Миллер обессиленно упал в кресло и в наступившей тишине вдруг раздались одинокие отчетливые аплодисменты — это хлопал в ладоши, светил горячечными глазами, весело смеялся Чаплицкий:

— Браво! Прекрасно сказано! Если вы мне разрешите, господин командующий, я могу освободить от хлопот конвойный взвод. С удовольствием и очень умело я управлюсь в одиночку с этим ответственным и полезным делом! Разрешите приступить?...

Зубов испуганно нырнул в полумрак, подальше от этого сумасшедшего. А Миллер недовольно покосился на Чаплицкого, сглотнул несколько раз, умеривая дыхание, и негромко, но твердо скомандовал:

— Генерал Марушевский, приступайте к эвакуации на Мурманск. Абсолютно секретно. Нельзя поднимать панику в остающихся частях...

И мгновенно возникший вал безудержной паники общего бегства неостановимо покатил к причалам торгового порта.

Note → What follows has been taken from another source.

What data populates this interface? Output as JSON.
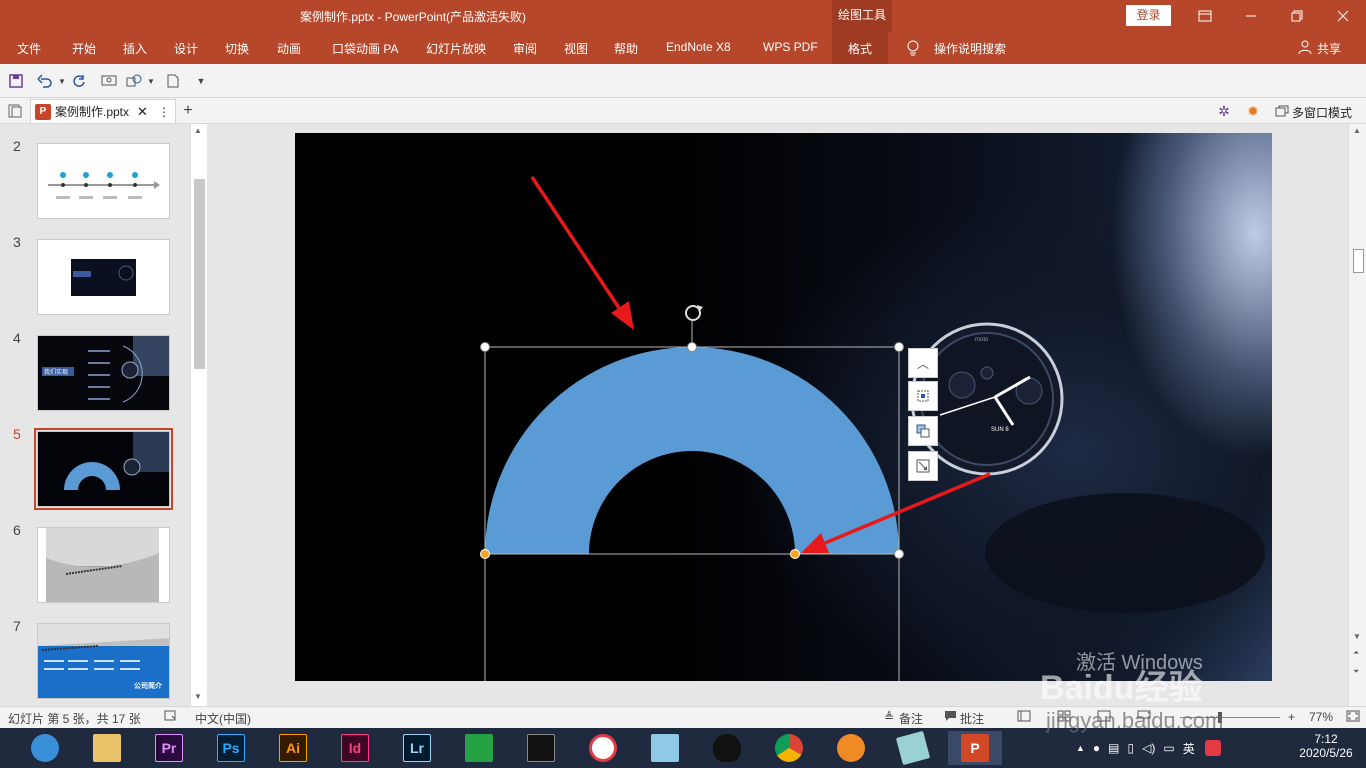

Красноармеец Тюряпин до войны жил в теплом южном городе Ростове. А работал грузчиком на хлебных ссыпках компании «Братья Вальяно». Любил он солнце, огромные сахарные арбузы и веселую жизнь портовой вольницы, не признававшей и не терпевшей над собою никакого начальства, кроме артельного старосты. И когда в августе четырнадцатого года околоточный надзиратель вручил ему мобилизационный лист, купил он на прибереженный для зубов золотой империал ведро водки, свиной задок, четыре пшеничных каравая и мешок — бездонный «ламтух» — с арбузами. Товарищи по грузчичьей артели чинно приняли угощение, степенно покалякали на прощанье, обняли крепко — до костного хруста — и дали твердое наставление: на фронт не ходить нипочем.

— Не твое и не наше дело, не, — заверил артельный батько. — Пущай Вильгельм с Николой сами разбираются, раз кашу заварили...

И покатил Тюряпин вверх по Дону до Калача, там перебрался на Волгу, на палубе парохода общества «Самолет» поднялся до Нижнего Новгорода, а уж оттуда — на Урал, в Сибирь — дорога короткая. Два года бродяжничал, пока не сцапали в Чите, и сколько ни прикидывался дурачком без памяти, без имени, без разумения — укатали все— таки в маршевый батальон, направлявшийся на Западный фронт.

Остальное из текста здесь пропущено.